Semenya has identified as a woman all her life. She said the questions about her gender were unfair. She called an earlier decision against her “discriminatory, irrational, unjustifiable”. Some scientists and doctors have criticized the IAAF’s methods and focused on testosterone as too narrow and simplistic, noting that women also produce the hormone and high levels of it do not guarantee athletic success. All world-class athletes have physical advantages, they claim, such as the height of basketball players and the long arms of Olympic swimmer Michael Phelps.

Semenya said she has many alternatives to 800.

“There are a lot of races I can do. I am a talented athlete. I can play football, I can play basketball, I can do anything. I can run 100, I can run 200, I can run steeple, I can do whatever I want,” she told Reuters in May.

Runners in longer events also tend to have lighter numbers than middle-distance runners like Semenya. While runners with various body types have been successful at different distances through training, Semenya should probably try to change her physique and add significant endurance to tackle longer runs.

If she decides to go shorter, her best time in the 200m is 24.26 in February, but that’s also outside the world championship standard of 23.02, and about two seconds slower than the best runners.

She would be eligible to run unrestricted in longer events like the 10,000m and marathon, but according to the IAAF she has never raced these events, nor the steeplechase, which involves jumping over barriers and through a water hazard, in any significant competition.

The latest court ruling continues a back-and-forth trend in the Semenya case. In May, the Court of Arbitration for Sport backed the athletics federation’s rules, saying they were discriminatory but necessary to achieve a level playing field in women’s athletics. Semenya appealed to the Swiss Supreme Court, also known as the Swiss Federal Tribunal. In June, that court temporarily suspended IAAF rules and said Semenya could race while he considered his case. On Tuesday, the court reversed and ruled Semenya could not compete as he considered his broader challenge to the testosterone rules. Semenya vowed to pursue the appeal.

If future decisions go her way, Semenya could still earn the right to run the 800 meters at the Tokyo Olympics in 2020. Olympic rosters are usually not compiled until weeks before the Games.

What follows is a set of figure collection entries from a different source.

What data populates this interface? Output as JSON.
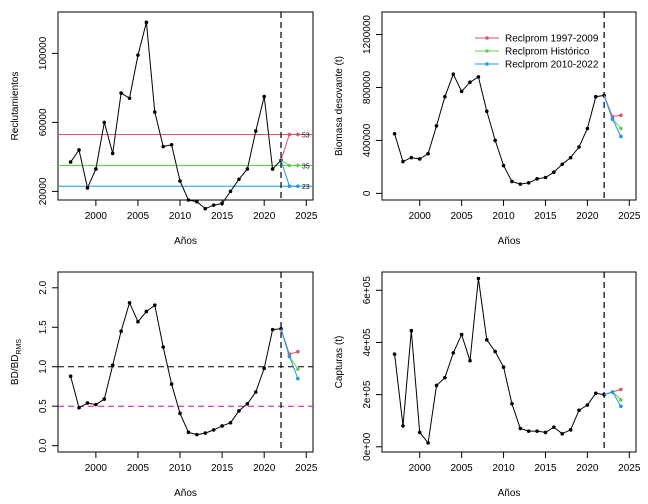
{
  "colors": {
    "historical": "#000000",
    "rec_1997_2009": "#df536b",
    "rec_historico": "#61d04f",
    "rec_2010_2022": "#2297e6",
    "bdrms_ref": "#cd0bbc",
    "vline": "#000000"
  },
  "chart_data": [
    {
      "type": "line",
      "panel": "top-left",
      "xlabel": "Años",
      "ylabel": "Reclutamientos",
      "xlim": [
        1995.5,
        2025.8
      ],
      "ylim": [
        15000,
        124000
      ],
      "xticks": [
        2000,
        2005,
        2010,
        2015,
        2020,
        2025
      ],
      "yticks": [
        20000,
        60000,
        100000
      ],
      "ytick_labels": [
        "20000",
        "60000",
        "100000"
      ],
      "vline_x": 2022,
      "hlines": [
        {
          "y": 53000,
          "color_key": "rec_1997_2009",
          "label": "53"
        },
        {
          "y": 35000,
          "color_key": "rec_historico",
          "label": "35"
        },
        {
          "y": 23000,
          "color_key": "rec_2010_2022",
          "label": "23"
        }
      ],
      "series": [
        {
          "name": "",
          "color_key": "historical",
          "x": [
            1997,
            1998,
            1999,
            2000,
            2001,
            2002,
            2003,
            2004,
            2005,
            2006,
            2007,
            2008,
            2009,
            2010,
            2011,
            2012,
            2013,
            2014,
            2015,
            2016,
            2017,
            2018,
            2019,
            2020,
            2021,
            2022
          ],
          "y": [
            37000,
            44000,
            22000,
            33000,
            60000,
            42000,
            77000,
            74000,
            99000,
            118000,
            66000,
            46000,
            47000,
            26000,
            15000,
            14000,
            10000,
            12000,
            13000,
            20000,
            27000,
            33000,
            55000,
            75000,
            33000,
            38000
          ]
        },
        {
          "name": "Reclprom 1997-2009",
          "color_key": "rec_1997_2009",
          "x": [
            2022,
            2023,
            2024
          ],
          "y": [
            38000,
            53000,
            53000
          ]
        },
        {
          "name": "Reclprom Histórico",
          "color_key": "rec_historico",
          "x": [
            2022,
            2023,
            2024
          ],
          "y": [
            38000,
            35000,
            35000
          ]
        },
        {
          "name": "Reclprom 2010-2022",
          "color_key": "rec_2010_2022",
          "x": [
            2022,
            2023,
            2024
          ],
          "y": [
            38000,
            23000,
            23000
          ]
        }
      ]
    },
    {
      "type": "line",
      "panel": "top-right",
      "xlabel": "Años",
      "ylabel": "Biomasa desovante (t)",
      "xlim": [
        1995.5,
        2025.8
      ],
      "ylim": [
        -50000,
        1370000
      ],
      "xticks": [
        2000,
        2005,
        2010,
        2015,
        2020,
        2025
      ],
      "yticks": [
        0,
        400000,
        800000,
        1200000
      ],
      "ytick_labels": [
        "0",
        "400000",
        "800000",
        "1200000"
      ],
      "vline_x": 2022,
      "legend": {
        "position": "top-right",
        "entries": [
          {
            "label": "Reclprom 1997-2009",
            "color_key": "rec_1997_2009"
          },
          {
            "label": "Reclprom Histórico",
            "color_key": "rec_historico"
          },
          {
            "label": "Reclprom 2010-2022",
            "color_key": "rec_2010_2022"
          }
        ]
      },
      "series": [
        {
          "name": "",
          "color_key": "historical",
          "x": [
            1997,
            1998,
            1999,
            2000,
            2001,
            2002,
            2003,
            2004,
            2005,
            2006,
            2007,
            2008,
            2009,
            2010,
            2011,
            2012,
            2013,
            2014,
            2015,
            2016,
            2017,
            2018,
            2019,
            2020,
            2021,
            2022
          ],
          "y": [
            450000,
            240000,
            270000,
            260000,
            300000,
            510000,
            730000,
            900000,
            770000,
            840000,
            880000,
            620000,
            400000,
            210000,
            90000,
            70000,
            80000,
            110000,
            120000,
            160000,
            220000,
            270000,
            350000,
            490000,
            730000,
            740000
          ]
        },
        {
          "name": "Reclprom 1997-2009",
          "color_key": "rec_1997_2009",
          "x": [
            2022,
            2023,
            2024
          ],
          "y": [
            740000,
            580000,
            590000
          ]
        },
        {
          "name": "Reclprom Histórico",
          "color_key": "rec_historico",
          "x": [
            2022,
            2023,
            2024
          ],
          "y": [
            740000,
            560000,
            490000
          ]
        },
        {
          "name": "Reclprom 2010-2022",
          "color_key": "rec_2010_2022",
          "x": [
            2022,
            2023,
            2024
          ],
          "y": [
            740000,
            560000,
            430000
          ]
        }
      ]
    },
    {
      "type": "line",
      "panel": "bottom-left",
      "xlabel": "Años",
      "ylabel": "BD/BD",
      "ylabel_sub": "RMS",
      "xlim": [
        1995.5,
        2025.8
      ],
      "ylim": [
        -0.08,
        2.2
      ],
      "xticks": [
        2000,
        2005,
        2010,
        2015,
        2020,
        2025
      ],
      "yticks": [
        0.0,
        0.5,
        1.0,
        1.5,
        2.0
      ],
      "ytick_labels": [
        "0.0",
        "0.5",
        "1.0",
        "1.5",
        "2.0"
      ],
      "vline_x": 2022,
      "hlines": [
        {
          "y": 1.0,
          "color_key": "historical",
          "label": ""
        },
        {
          "y": 0.5,
          "color_key": "bdrms_ref",
          "label": ""
        }
      ],
      "series": [
        {
          "name": "",
          "color_key": "historical",
          "x": [
            1997,
            1998,
            1999,
            2000,
            2001,
            2002,
            2003,
            2004,
            2005,
            2006,
            2007,
            2008,
            2009,
            2010,
            2011,
            2012,
            2013,
            2014,
            2015,
            2016,
            2017,
            2018,
            2019,
            2020,
            2021,
            2022
          ],
          "y": [
            0.88,
            0.48,
            0.54,
            0.52,
            0.59,
            1.02,
            1.45,
            1.81,
            1.57,
            1.7,
            1.78,
            1.25,
            0.78,
            0.41,
            0.17,
            0.14,
            0.16,
            0.2,
            0.25,
            0.29,
            0.44,
            0.53,
            0.68,
            0.98,
            1.47,
            1.48
          ]
        },
        {
          "name": "Reclprom 1997-2009",
          "color_key": "rec_1997_2009",
          "x": [
            2022,
            2023,
            2024
          ],
          "y": [
            1.48,
            1.16,
            1.19
          ]
        },
        {
          "name": "Reclprom Histórico",
          "color_key": "rec_historico",
          "x": [
            2022,
            2023,
            2024
          ],
          "y": [
            1.48,
            1.13,
            0.97
          ]
        },
        {
          "name": "Reclprom 2010-2022",
          "color_key": "rec_2010_2022",
          "x": [
            2022,
            2023,
            2024
          ],
          "y": [
            1.48,
            1.13,
            0.85
          ]
        }
      ]
    },
    {
      "type": "line",
      "panel": "bottom-right",
      "xlabel": "Años",
      "ylabel": "Capturas (t)",
      "xlim": [
        1995.5,
        2025.8
      ],
      "ylim": [
        -20000,
        670000
      ],
      "xticks": [
        2000,
        2005,
        2010,
        2015,
        2020,
        2025
      ],
      "yticks": [
        0,
        200000,
        400000,
        600000
      ],
      "ytick_labels": [
        "0e+00",
        "2e+05",
        "4e+05",
        "6e+05"
      ],
      "vline_x": 2022,
      "series": [
        {
          "name": "",
          "color_key": "historical",
          "x": [
            1997,
            1998,
            1999,
            2000,
            2001,
            2002,
            2003,
            2004,
            2005,
            2006,
            2007,
            2008,
            2009,
            2010,
            2011,
            2012,
            2013,
            2014,
            2015,
            2016,
            2017,
            2018,
            2019,
            2020,
            2021,
            2022
          ],
          "y": [
            355000,
            80000,
            445000,
            55000,
            15000,
            235000,
            265000,
            360000,
            430000,
            330000,
            645000,
            410000,
            365000,
            305000,
            165000,
            70000,
            60000,
            60000,
            55000,
            75000,
            50000,
            65000,
            140000,
            160000,
            205000,
            200000
          ]
        },
        {
          "name": "Reclprom 1997-2009",
          "color_key": "rec_1997_2009",
          "x": [
            2022,
            2023,
            2024
          ],
          "y": [
            200000,
            210000,
            220000
          ]
        },
        {
          "name": "Reclprom Histórico",
          "color_key": "rec_historico",
          "x": [
            2022,
            2023,
            2024
          ],
          "y": [
            200000,
            210000,
            180000
          ]
        },
        {
          "name": "Reclprom 2010-2022",
          "color_key": "rec_2010_2022",
          "x": [
            2022,
            2023,
            2024
          ],
          "y": [
            200000,
            210000,
            155000
          ]
        }
      ]
    }
  ]
}
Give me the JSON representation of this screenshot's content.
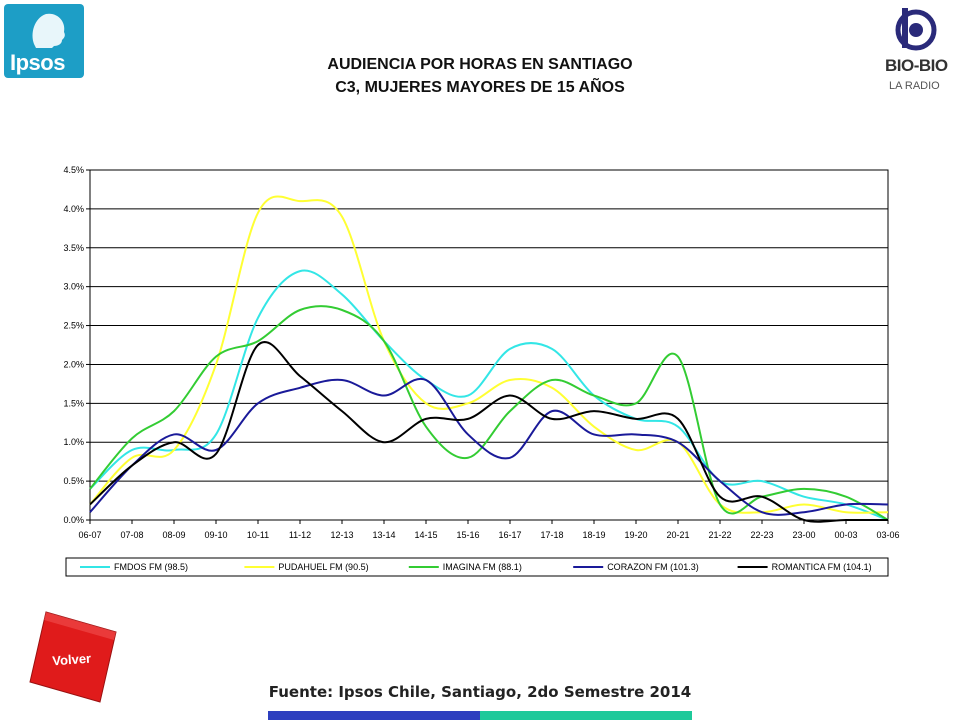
{
  "header": {
    "logo_left_text": "Ipsos",
    "logo_right_name": "BIO-BIO",
    "logo_right_sub": "LA RADIO",
    "title_line1": "AUDIENCIA POR HORAS EN SANTIAGO",
    "title_line2": "C3, MUJERES MAYORES DE 15 AÑOS"
  },
  "chart_data": {
    "type": "line",
    "categories": [
      "06-07",
      "07-08",
      "08-09",
      "09-10",
      "10-11",
      "11-12",
      "12-13",
      "13-14",
      "14-15",
      "15-16",
      "16-17",
      "17-18",
      "18-19",
      "19-20",
      "20-21",
      "21-22",
      "22-23",
      "23-00",
      "00-03",
      "03-06"
    ],
    "y_ticks": [
      "0.0%",
      "0.5%",
      "1.0%",
      "1.5%",
      "2.0%",
      "2.5%",
      "3.0%",
      "3.5%",
      "4.0%",
      "4.5%"
    ],
    "ylim": [
      0,
      4.5
    ],
    "grid": true,
    "legend_position": "bottom",
    "series": [
      {
        "name": "FMDOS FM (98.5)",
        "color": "#33e6e6",
        "values": [
          0.4,
          0.9,
          0.9,
          1.1,
          2.6,
          3.2,
          2.9,
          2.3,
          1.8,
          1.6,
          2.2,
          2.2,
          1.6,
          1.3,
          1.2,
          0.5,
          0.5,
          0.3,
          0.2,
          0.0
        ]
      },
      {
        "name": "PUDAHUEL FM (90.5)",
        "color": "#ffff33",
        "values": [
          0.2,
          0.8,
          0.9,
          2.0,
          3.95,
          4.1,
          3.9,
          2.3,
          1.5,
          1.5,
          1.8,
          1.7,
          1.2,
          0.9,
          1.0,
          0.2,
          0.1,
          0.2,
          0.1,
          0.1
        ]
      },
      {
        "name": "IMAGINA FM (88.1)",
        "color": "#33cc33",
        "values": [
          0.4,
          1.05,
          1.4,
          2.1,
          2.3,
          2.7,
          2.7,
          2.3,
          1.2,
          0.8,
          1.4,
          1.8,
          1.6,
          1.5,
          2.1,
          0.2,
          0.3,
          0.4,
          0.3,
          0.0
        ]
      },
      {
        "name": "CORAZON FM (101.3)",
        "color": "#1a1a99",
        "values": [
          0.1,
          0.7,
          1.1,
          0.9,
          1.5,
          1.7,
          1.8,
          1.6,
          1.8,
          1.1,
          0.8,
          1.4,
          1.1,
          1.1,
          1.0,
          0.5,
          0.1,
          0.1,
          0.2,
          0.2
        ]
      },
      {
        "name": "ROMANTICA FM (104.1)",
        "color": "#000000",
        "values": [
          0.2,
          0.7,
          1.0,
          0.85,
          2.25,
          1.85,
          1.4,
          1.0,
          1.3,
          1.3,
          1.6,
          1.3,
          1.4,
          1.3,
          1.3,
          0.3,
          0.3,
          0.0,
          0.0,
          0.0
        ]
      }
    ]
  },
  "volver_label": "Volver",
  "source_text": "Fuente: Ipsos Chile, Santiago, 2do Semestre 2014"
}
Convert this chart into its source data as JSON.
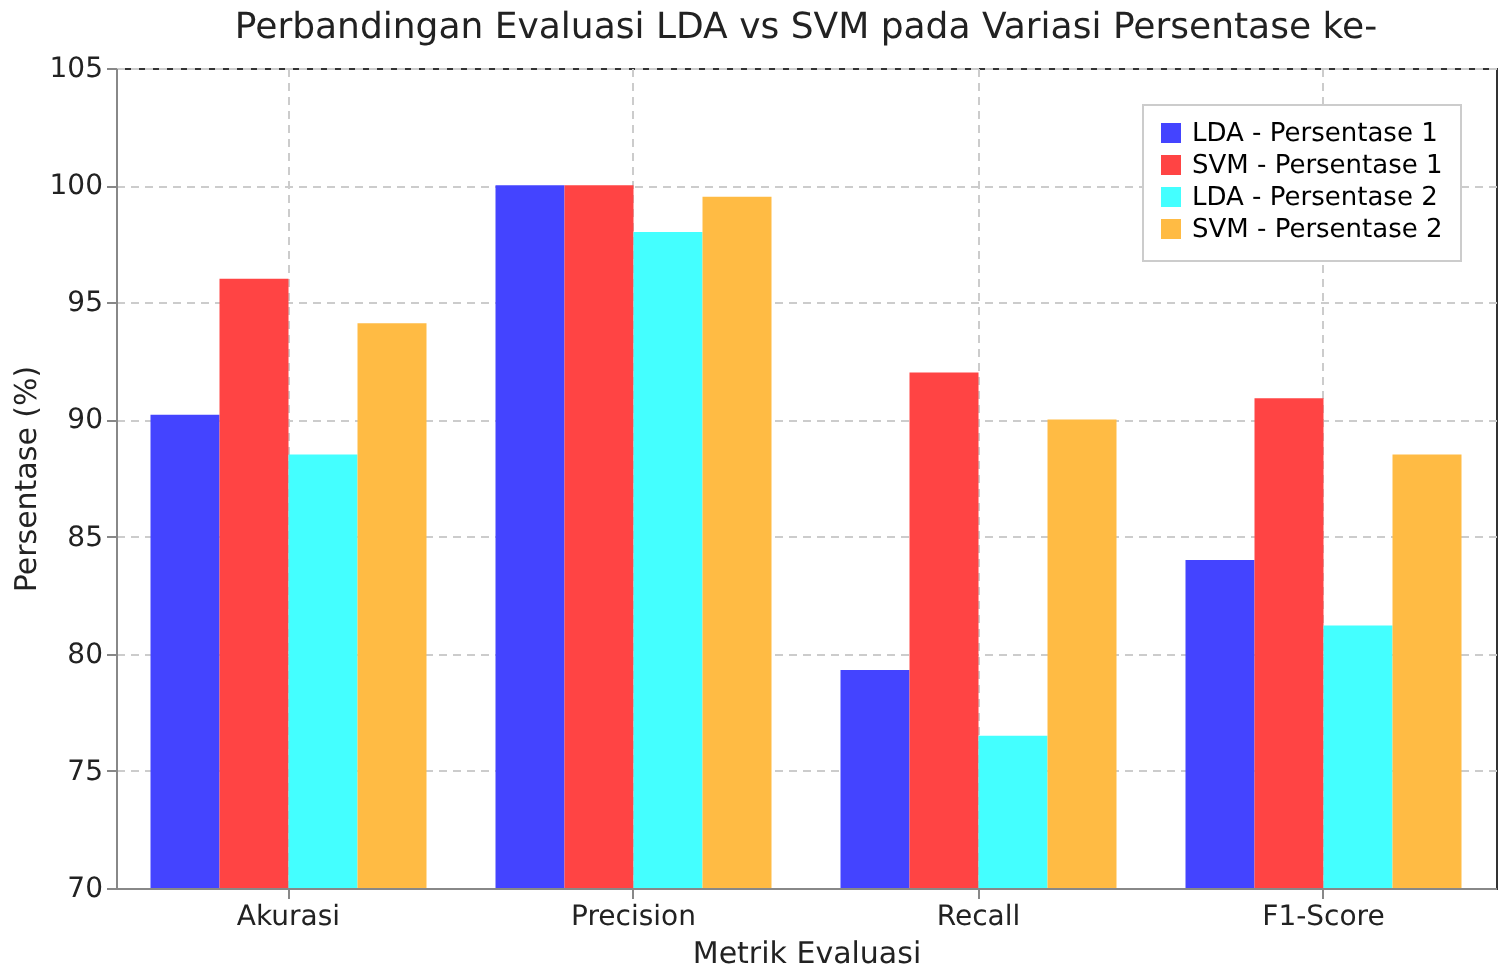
{
  "chart_data": {
    "type": "bar",
    "title": "Perbandingan Evaluasi LDA vs SVM pada Variasi Persentase ke-",
    "xlabel": "Metrik Evaluasi",
    "ylabel": "Persentase (%)",
    "categories": [
      "Akurasi",
      "Precision",
      "Recall",
      "F1-Score"
    ],
    "series": [
      {
        "name": "LDA - Persentase 1",
        "color": "#4444ff",
        "values": [
          90.2,
          100,
          79.3,
          84
        ]
      },
      {
        "name": "SVM - Persentase 1",
        "color": "#ff4444",
        "values": [
          96,
          100,
          92,
          90.9
        ]
      },
      {
        "name": "LDA - Persentase 2",
        "color": "#44ffff",
        "values": [
          88.5,
          98,
          76.5,
          81.2
        ]
      },
      {
        "name": "SVM - Persentase 2",
        "color": "#ffbb44",
        "values": [
          94.1,
          99.5,
          90,
          88.5
        ]
      }
    ],
    "ylim": [
      70,
      105
    ],
    "yticks": [
      70,
      75,
      80,
      85,
      90,
      95,
      100,
      105
    ],
    "grid": true,
    "legend": "top right"
  }
}
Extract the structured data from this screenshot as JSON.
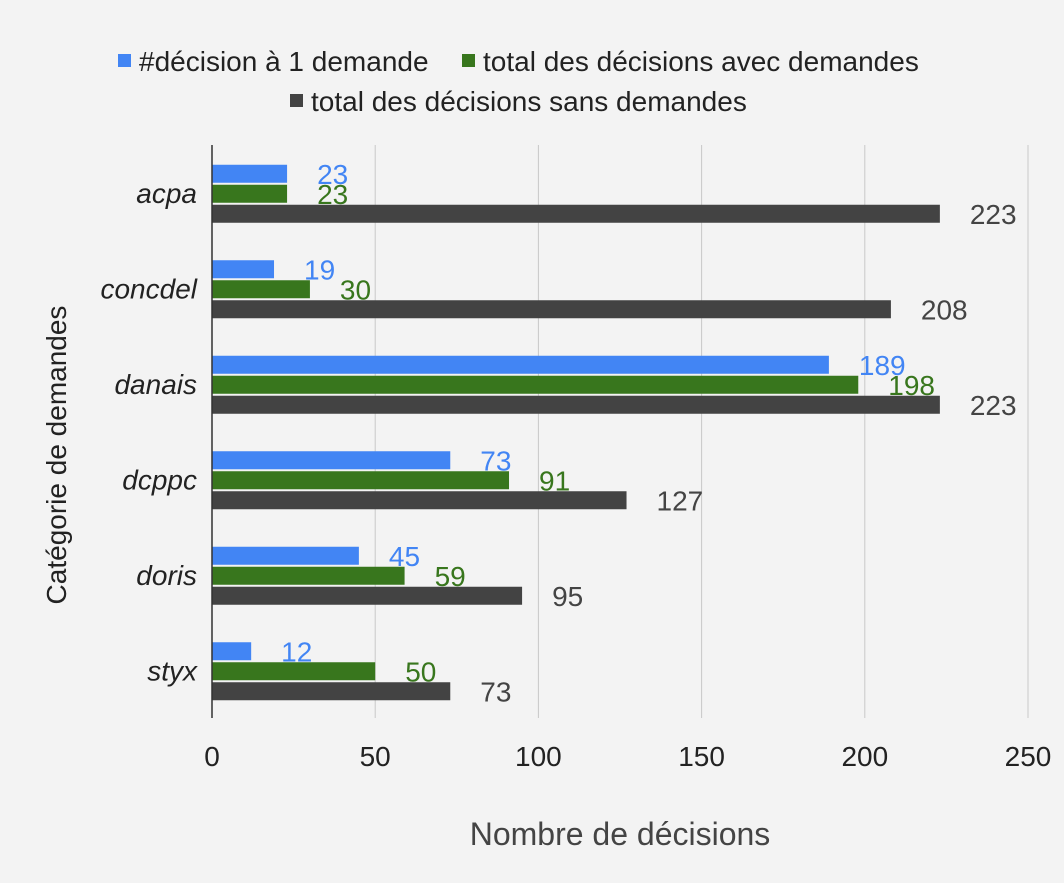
{
  "chart_data": {
    "type": "bar",
    "orientation": "horizontal",
    "title": "",
    "xlabel": "Nombre de décisions",
    "ylabel": "Catégorie de demandes",
    "categories": [
      "acpa",
      "concdel",
      "danais",
      "dcppc",
      "doris",
      "styx"
    ],
    "series": [
      {
        "name": "#décision à 1 demande",
        "color": "#4285f4",
        "values": [
          23,
          19,
          189,
          73,
          45,
          12
        ]
      },
      {
        "name": "total des décisions avec demandes",
        "color": "#38761d",
        "values": [
          23,
          30,
          198,
          91,
          59,
          50
        ]
      },
      {
        "name": "total des décisions sans demandes",
        "color": "#434343",
        "values": [
          223,
          208,
          223,
          127,
          95,
          73
        ]
      }
    ],
    "xlim": [
      0,
      250
    ],
    "xticks": [
      0,
      50,
      100,
      150,
      200,
      250
    ],
    "grid": true,
    "legend_position": "top",
    "data_labels": true
  }
}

But if the rules of testosterone are followed, Semenya’s choices are relatively few. The IAAF said she could run the 800 and other restricted events at national races in South Africa, could compete against men or compete in races for intersex athletes if such events were offered.

The IAAF has said female athletes with testosterone levels above the legal limit can compete in women’s 400-meter one-mile events if they are on hormone therapy. Semenya categorically refused to do so. If she were to change her mind, sports scientists estimated it could cost her four to seven seconds in the 800m, an event she hasn’t lost since 2015.

On Tuesday, Semenya tweeted a message saying “The first chapter of my life is over, I’m looking forward to my second chapter.” She followed up on Wednesday with optimistic messages, including “Don’t go through life, grow through life” and a proclamation that “a determined spirit is unstoppable.”